Asked by Reuters about the possibility of receiving gas deliveries from southern Europe, including Italy and Croatia, a spokesman for the Bavarian regional government said: “We take every opportunity to transport sufficient gas and hydrogen to Bavaria from all directions, including the south.
The spokesperson said the region was aware of plans by gas network operators – which includes Snam – to convert existing gas pipelines so that hydrogen could also be transported from North Africa to Bavaria. passing through Italy and Austria.
“The Bavarian government is aware of ongoing discussions on this topic at federal level.
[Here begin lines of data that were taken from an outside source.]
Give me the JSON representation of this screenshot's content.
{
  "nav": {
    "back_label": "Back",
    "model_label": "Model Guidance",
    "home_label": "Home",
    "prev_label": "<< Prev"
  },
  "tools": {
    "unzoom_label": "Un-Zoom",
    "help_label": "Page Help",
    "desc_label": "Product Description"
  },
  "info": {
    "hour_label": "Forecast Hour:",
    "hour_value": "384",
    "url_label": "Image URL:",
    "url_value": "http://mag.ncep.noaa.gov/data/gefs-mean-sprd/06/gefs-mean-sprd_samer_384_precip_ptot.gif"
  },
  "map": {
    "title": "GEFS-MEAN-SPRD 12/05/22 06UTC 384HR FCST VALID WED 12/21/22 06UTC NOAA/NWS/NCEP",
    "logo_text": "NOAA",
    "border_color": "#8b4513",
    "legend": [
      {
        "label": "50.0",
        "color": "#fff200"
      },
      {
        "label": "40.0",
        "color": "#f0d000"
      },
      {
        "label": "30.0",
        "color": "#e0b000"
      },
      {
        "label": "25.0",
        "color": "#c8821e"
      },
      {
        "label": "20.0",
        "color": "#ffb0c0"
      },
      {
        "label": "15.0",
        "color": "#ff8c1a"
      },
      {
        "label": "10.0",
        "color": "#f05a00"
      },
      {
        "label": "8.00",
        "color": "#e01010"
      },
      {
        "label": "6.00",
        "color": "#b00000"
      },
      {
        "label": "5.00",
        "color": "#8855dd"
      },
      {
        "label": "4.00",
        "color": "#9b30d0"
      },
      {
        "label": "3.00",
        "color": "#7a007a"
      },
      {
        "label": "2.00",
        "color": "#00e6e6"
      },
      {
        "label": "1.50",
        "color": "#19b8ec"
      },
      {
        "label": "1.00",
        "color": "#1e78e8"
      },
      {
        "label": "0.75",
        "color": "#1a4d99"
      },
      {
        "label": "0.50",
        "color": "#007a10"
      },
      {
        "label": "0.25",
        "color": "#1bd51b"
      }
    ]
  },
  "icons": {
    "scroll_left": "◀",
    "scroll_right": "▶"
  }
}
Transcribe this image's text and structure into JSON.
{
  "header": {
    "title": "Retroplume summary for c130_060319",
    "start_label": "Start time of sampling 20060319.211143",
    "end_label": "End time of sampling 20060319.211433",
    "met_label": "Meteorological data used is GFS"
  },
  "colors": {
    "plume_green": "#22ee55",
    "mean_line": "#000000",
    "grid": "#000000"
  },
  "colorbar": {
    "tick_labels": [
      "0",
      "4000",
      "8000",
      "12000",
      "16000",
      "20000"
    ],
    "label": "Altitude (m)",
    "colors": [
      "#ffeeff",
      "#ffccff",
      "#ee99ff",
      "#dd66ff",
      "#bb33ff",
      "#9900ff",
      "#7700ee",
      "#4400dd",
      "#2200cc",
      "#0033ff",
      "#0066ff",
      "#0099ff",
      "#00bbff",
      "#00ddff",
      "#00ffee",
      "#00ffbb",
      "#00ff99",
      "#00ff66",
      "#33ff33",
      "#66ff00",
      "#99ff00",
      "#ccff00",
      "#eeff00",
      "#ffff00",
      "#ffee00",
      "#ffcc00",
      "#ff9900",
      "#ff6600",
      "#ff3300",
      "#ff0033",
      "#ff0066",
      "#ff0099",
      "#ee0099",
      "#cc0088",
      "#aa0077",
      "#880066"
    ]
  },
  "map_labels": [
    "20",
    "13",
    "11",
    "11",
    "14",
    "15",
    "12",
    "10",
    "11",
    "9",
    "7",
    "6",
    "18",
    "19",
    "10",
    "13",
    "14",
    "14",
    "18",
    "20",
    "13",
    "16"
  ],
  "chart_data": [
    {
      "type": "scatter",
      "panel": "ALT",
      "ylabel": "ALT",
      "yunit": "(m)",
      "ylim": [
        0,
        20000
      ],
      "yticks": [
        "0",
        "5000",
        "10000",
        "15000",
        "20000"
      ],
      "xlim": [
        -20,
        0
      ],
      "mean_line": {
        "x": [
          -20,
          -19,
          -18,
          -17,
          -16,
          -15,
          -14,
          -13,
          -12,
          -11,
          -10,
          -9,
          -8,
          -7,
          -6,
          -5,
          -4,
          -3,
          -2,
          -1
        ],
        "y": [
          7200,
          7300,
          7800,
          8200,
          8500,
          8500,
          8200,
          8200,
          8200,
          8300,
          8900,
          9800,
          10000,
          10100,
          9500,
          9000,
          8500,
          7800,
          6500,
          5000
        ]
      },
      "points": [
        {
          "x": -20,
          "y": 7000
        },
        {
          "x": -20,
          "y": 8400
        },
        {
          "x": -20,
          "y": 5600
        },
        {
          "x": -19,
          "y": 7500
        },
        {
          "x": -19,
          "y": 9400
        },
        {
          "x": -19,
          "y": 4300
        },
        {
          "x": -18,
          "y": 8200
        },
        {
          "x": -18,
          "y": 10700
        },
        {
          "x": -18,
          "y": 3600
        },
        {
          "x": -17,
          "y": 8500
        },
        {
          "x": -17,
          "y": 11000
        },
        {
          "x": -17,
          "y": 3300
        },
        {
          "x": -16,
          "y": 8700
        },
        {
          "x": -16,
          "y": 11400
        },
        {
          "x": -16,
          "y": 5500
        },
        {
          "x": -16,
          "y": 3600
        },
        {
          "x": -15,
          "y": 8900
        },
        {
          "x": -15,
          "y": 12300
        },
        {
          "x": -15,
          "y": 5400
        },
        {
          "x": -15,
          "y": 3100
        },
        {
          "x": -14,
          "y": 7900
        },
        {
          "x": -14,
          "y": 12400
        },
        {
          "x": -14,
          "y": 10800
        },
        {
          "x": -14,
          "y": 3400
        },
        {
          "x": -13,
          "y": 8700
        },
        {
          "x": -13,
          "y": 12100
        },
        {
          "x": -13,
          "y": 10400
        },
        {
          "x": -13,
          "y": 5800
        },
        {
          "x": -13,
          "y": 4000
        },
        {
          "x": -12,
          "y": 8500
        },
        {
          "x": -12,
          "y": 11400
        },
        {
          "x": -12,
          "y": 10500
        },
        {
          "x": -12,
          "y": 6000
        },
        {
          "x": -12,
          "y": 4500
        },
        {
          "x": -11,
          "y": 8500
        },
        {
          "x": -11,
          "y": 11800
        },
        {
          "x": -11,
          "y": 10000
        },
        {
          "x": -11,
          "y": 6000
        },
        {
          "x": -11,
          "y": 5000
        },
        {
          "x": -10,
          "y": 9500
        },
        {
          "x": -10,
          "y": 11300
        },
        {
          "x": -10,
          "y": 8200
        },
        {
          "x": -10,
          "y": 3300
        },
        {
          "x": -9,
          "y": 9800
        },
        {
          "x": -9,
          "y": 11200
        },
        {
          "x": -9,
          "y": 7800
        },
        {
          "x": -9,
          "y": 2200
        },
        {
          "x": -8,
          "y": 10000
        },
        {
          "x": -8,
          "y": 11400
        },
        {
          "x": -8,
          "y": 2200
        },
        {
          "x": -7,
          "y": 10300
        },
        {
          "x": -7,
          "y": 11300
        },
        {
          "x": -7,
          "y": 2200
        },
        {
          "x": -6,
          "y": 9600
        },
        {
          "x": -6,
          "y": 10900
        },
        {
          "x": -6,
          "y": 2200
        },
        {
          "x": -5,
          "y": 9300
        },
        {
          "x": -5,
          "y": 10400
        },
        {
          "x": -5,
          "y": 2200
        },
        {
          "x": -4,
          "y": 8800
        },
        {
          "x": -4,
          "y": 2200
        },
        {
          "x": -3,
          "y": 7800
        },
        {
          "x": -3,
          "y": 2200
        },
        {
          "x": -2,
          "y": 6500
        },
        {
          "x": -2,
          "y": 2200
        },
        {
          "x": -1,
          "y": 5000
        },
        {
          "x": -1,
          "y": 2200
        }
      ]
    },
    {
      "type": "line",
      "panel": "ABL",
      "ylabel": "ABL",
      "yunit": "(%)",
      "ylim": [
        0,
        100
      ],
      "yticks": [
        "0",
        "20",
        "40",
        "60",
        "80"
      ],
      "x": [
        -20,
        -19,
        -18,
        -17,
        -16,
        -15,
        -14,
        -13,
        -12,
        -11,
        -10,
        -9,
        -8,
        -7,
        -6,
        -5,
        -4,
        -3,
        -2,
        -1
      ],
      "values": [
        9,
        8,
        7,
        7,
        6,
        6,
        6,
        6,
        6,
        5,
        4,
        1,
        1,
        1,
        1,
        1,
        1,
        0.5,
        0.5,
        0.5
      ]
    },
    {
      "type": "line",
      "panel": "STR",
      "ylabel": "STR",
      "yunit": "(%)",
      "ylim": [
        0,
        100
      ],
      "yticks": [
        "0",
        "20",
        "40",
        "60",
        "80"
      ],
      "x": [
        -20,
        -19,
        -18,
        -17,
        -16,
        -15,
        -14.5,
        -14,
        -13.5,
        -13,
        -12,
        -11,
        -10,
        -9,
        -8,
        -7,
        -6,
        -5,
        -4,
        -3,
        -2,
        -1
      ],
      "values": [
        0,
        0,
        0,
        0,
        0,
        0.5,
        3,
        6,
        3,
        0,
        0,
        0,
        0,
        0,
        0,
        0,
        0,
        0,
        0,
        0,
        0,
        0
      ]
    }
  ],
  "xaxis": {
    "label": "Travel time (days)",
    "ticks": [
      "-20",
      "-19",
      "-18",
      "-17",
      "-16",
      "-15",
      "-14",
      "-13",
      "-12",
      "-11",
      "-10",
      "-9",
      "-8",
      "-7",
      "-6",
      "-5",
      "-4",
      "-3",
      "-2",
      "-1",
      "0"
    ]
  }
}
Bavaria is contributing to the continuation of the planning process – also in coordination with grid operators – and remains in close contact with politicians and companies of the countries concerned,” the spokesperson told Reuters.
Markus Kerber, chief strategist of Germany’s center-right CDU party and former state secretary at the interior ministry, said industrial-intensive Bavaria was keen to strike deals to boost its energy security.
“Germany is organizing liquefied natural gas (LNG) terminals and other solutions in the north, but it is not possible to rule out delays or blockages of the infrastructure… This is the reason for which the federal states of southern Germany want a ‘plan B’ to be safe,” said Mr Kerber, former CEO of German business lobby BDI.
An industry source told Reuters that Snam had held discussions with Bavaria to make the network suitable for transporting hydrogen. The Bavarian government said it was actively lobbying the German federal government to support such projects.
Once heavily dependent on Russian gas, Italy now imports the fuel mainly from North Africa, through several shippers, including Eni, and sells surpluses. Last year, the country consumed 67 billion m3 of gas and exported 4.2 billion to Northern Europe, mainly Austria.
The Italian government sees efforts to boost energy infrastructure, which would also include additional LNG terminals and new power lines, as part of its “Mattei Plan” for Africa.
Few details are known about the project, named after Eni founder Enrico Mattei, but Meloni said it would help shape future policies aimed at boosting development in Africa, as Italy also seeks to curb mass immigration.
An industry source said the potential for transporting gas from North Africa (Algeria, Libya, Egypt and the eastern Mediterranean) was significant, but Italy needed to get rid of bottlenecks in the network to boost its exports.
This year, Austria has already received gas from the Mediterranean via Italy, a person familiar with the matter told Reuters.
Austrian oil and gas group OMV said it had secured additional gas transport capacity for the next few years, but was not in talks to obtain African gas.
The Hungarian government, which still depends largely on Moscow for its energy, did not respond to a question about whether it had started talks with Italy over gas supplies.